Unlike many other cancers, such as melanoma and lung cancer, acute lymphocytic leukemia has no definite cause. However, certain circumstances may increase the likelihood of development. Some of these circumstances include past bone marrow transplants, past chemotherapy, prenatal exposure to radiation, having a genetic disorder, mutations in DNA, and having blood related sibling with leukemia. One of the mutations in DNA is an occurrence where 2 parts of the DNA, specifically the 9 and 12 areas, have been reversed in order. This is called the Philadelphia chromosome. It was originally only linked with the disease acute myeloid leukemia, but it is now starting to be seen in about twenty-five percent of acute lymphocytic leukemia cases. Mutations in the DNA make acute lymphocytic leukemia a life threatening disease when left untreated because the mutated DNA is allowing the abnormal cells to live and thrive, rather than destroying harmful cells and replenishing with fully operational ones.

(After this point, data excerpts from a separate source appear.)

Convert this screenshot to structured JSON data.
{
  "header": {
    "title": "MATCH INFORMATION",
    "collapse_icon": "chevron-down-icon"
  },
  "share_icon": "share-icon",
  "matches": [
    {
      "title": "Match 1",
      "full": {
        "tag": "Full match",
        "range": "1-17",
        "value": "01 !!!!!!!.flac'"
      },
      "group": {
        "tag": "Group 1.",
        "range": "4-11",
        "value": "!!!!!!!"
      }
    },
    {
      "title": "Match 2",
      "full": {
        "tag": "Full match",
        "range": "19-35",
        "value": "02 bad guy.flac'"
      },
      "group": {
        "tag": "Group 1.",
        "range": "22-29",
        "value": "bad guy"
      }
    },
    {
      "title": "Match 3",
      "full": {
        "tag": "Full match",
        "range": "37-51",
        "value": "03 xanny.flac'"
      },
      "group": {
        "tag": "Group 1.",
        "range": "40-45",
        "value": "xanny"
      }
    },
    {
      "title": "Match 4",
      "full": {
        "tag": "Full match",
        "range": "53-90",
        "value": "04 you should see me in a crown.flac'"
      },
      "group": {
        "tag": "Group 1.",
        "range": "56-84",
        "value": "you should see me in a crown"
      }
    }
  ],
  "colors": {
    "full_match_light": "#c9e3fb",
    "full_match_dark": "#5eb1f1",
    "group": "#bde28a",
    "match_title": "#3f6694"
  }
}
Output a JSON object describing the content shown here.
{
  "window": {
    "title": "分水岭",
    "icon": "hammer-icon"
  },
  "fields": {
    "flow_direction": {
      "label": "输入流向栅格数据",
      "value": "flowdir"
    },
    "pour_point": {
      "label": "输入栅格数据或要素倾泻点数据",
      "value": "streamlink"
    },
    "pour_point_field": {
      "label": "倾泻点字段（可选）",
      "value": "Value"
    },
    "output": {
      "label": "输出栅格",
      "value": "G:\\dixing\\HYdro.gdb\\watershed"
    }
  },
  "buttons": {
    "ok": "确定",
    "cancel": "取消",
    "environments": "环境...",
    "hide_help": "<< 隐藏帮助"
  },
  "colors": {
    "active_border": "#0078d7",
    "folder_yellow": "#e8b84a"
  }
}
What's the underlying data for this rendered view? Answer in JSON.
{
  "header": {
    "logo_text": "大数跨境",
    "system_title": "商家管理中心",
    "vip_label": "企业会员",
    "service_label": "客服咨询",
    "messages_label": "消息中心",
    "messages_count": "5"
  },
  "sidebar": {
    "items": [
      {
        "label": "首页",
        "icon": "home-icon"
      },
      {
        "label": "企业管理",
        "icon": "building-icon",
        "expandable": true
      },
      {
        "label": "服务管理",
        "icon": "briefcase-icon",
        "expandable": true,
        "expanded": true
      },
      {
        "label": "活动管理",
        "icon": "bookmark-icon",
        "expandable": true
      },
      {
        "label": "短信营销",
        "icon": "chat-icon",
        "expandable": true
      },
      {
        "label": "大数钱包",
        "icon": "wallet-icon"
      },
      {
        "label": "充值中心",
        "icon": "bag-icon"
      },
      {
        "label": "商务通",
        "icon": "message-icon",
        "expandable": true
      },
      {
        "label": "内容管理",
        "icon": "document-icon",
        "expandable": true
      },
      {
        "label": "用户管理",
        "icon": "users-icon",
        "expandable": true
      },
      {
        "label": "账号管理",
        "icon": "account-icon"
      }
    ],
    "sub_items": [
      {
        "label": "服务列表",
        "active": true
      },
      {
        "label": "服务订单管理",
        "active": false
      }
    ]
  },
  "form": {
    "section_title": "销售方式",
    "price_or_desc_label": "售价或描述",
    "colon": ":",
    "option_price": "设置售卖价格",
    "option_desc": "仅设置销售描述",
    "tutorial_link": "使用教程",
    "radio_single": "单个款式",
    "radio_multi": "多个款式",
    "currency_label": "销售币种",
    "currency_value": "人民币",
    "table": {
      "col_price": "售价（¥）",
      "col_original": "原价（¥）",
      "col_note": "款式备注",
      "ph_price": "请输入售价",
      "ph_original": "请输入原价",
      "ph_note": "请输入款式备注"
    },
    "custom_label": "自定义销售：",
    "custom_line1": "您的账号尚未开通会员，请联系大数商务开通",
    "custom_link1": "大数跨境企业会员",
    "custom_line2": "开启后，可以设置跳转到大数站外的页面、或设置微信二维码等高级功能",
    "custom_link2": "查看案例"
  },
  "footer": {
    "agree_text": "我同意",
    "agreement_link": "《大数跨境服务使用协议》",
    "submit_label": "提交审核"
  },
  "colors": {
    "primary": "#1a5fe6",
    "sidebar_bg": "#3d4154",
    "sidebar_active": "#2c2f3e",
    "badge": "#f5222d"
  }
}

The way that acute lymphocytic leukemia works is that the body begins to produce a great deal of undeveloped lymphocytes and instead of maturing to fight off infections and keep us healthy, they crowd out our red blood cells, platelets, and white blood cells causing leukemia. After leukemia is formed it can then move quickly on to other organs such as the brain, spinal cord, liver, lymph nodes, and spleen.
Given that leukemia prevents the body from fighting off infections, some symptoms that are likely to occur are fatigue, shortness of breath, a pain or soreness below ribs, fever, swollen glands, night sweats, frequent nosebleeds, bleeding from gums, pain involving bones and joints, weight loss, loss of appetite, frequent infections, pale skin, red spots on skin, and lumps caused by swollen lymph nodes.

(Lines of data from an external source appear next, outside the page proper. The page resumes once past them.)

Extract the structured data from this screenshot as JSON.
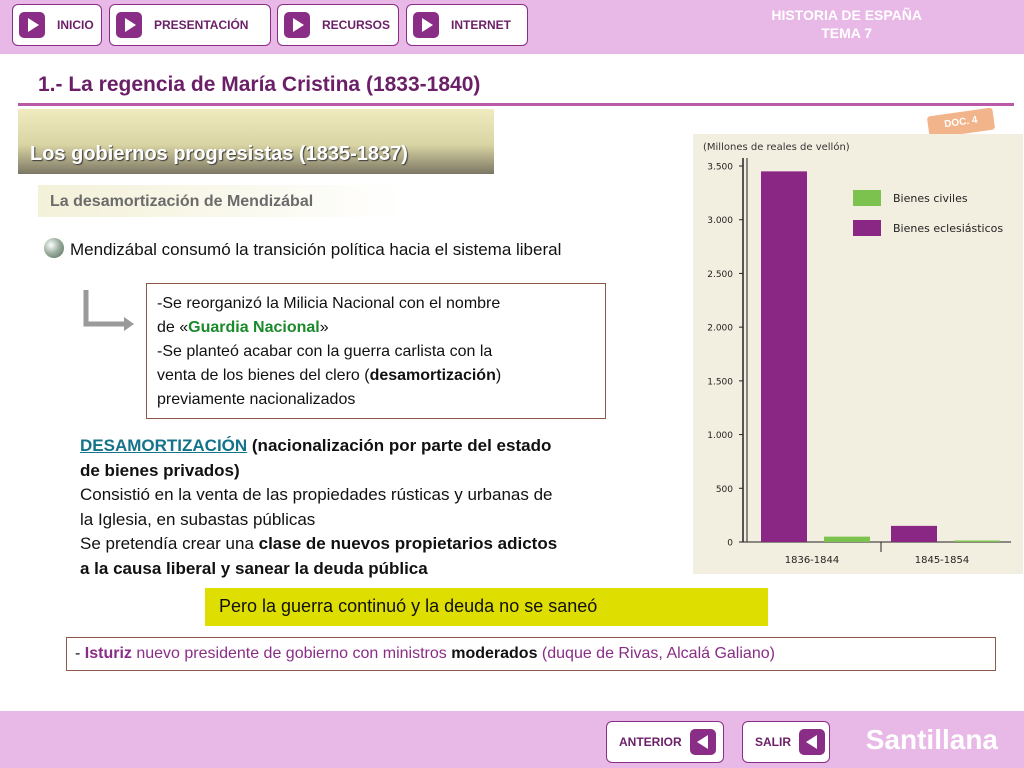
{
  "nav": {
    "items": [
      {
        "label": "INICIO"
      },
      {
        "label": "PRESENTACIÓN"
      },
      {
        "label": "RECURSOS"
      },
      {
        "label": "INTERNET"
      }
    ],
    "brand_line1": "HISTORIA DE ESPAÑA",
    "brand_line2": "TEMA 7"
  },
  "page": {
    "title": "1.- La regencia de María Cristina (1833-1840)",
    "doc_tag": "DOC. 4",
    "section": "Los gobiernos progresistas (1835-1837)",
    "subsection": "La desamortización de Mendizábal",
    "lead": "Mendizábal consumó la transición política hacia el sistema liberal"
  },
  "box": {
    "l1": "-Se reorganizó la Milicia Nacional con el nombre",
    "l2_pre": "de «",
    "l2_strong": "Guardia Nacional",
    "l2_post": "»",
    "l3": "-Se planteó acabar con la guerra carlista con la",
    "l4_pre": "venta de los bienes del clero (",
    "l4_strong": "desamortización",
    "l4_post": ")",
    "l5": "previamente nacionalizados"
  },
  "deso": {
    "head": "DESAMORTIZACIÓN",
    "def1": " (nacionalización por parte del estado",
    "def2": "de bienes privados)",
    "t1": "Consistió en la venta de las propiedades rústicas y urbanas de",
    "t2": "la Iglesia, en subastas públicas",
    "t3_pre": "Se pretendía crear una ",
    "t3_strong": "clase de nuevos propietarios adictos",
    "t4": "a la causa liberal y sanear la deuda pública"
  },
  "yellow": "Pero la guerra continuó y la deuda no se saneó",
  "isturiz": {
    "dash": "- ",
    "name": "Isturiz",
    "mid": " nuevo presidente de gobierno con ministros ",
    "strong": "moderados",
    "tail": " (duque de Rivas,  Alcalá Galiano)"
  },
  "chart_data": {
    "type": "bar",
    "title": "(Millones de reales de vellón)",
    "categories": [
      "1836-1844",
      "1845-1854"
    ],
    "series": [
      {
        "name": "Bienes eclesiásticos",
        "color": "#8a2683",
        "values": [
          3450,
          150
        ]
      },
      {
        "name": "Bienes civiles",
        "color": "#7bc24e",
        "values": [
          50,
          0
        ]
      }
    ],
    "ylim": [
      0,
      3500
    ],
    "yticks": [
      "0",
      "500",
      "1.000",
      "1.500",
      "2.000",
      "2.500",
      "3.000",
      "3.500"
    ],
    "legend": "top-right"
  },
  "footer": {
    "prev": "ANTERIOR",
    "exit": "SALIR",
    "brand": "Santillana"
  }
}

There are a couple ways to examine the body for acute lymphocytic leukemia. One of these ways is to have a complete blood count done, which will tell doctors how many white blood cells are present. A few other tests include: platelet counts, spinal taps, and a bone marrow biopsy.
Should a doctor find acute lymphocytic leukemia in the body he may suggest that that the patient undergoes chemotherapy and/or radiation therapy. In more severe circumstances or in the case of an exact blood match sibling, a corresponding blood transfusion would be better suitable.

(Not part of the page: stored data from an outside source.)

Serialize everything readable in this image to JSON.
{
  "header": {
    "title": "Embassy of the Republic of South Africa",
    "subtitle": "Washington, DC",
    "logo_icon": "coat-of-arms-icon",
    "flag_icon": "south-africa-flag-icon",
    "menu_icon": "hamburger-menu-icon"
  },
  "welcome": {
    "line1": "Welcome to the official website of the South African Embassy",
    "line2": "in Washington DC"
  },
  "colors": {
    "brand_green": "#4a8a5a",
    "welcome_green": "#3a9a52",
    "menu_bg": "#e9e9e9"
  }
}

The survival rate for people diagnosed with acute lymphocytic leukemia is high and rising as technology progresses. The most current research associated with this disease and survival rates suggest that eighty percent of children will live to see their five year mark without leukemia. As with most cancers, after a patient’s blood work comes up normal for five years they are considered cured. In adults, the five year survival rate is about forty percent. Although, not as high success rates as children, it is best to keep in mind that nearly sixty percent of reported cases were in people under the age of twenty.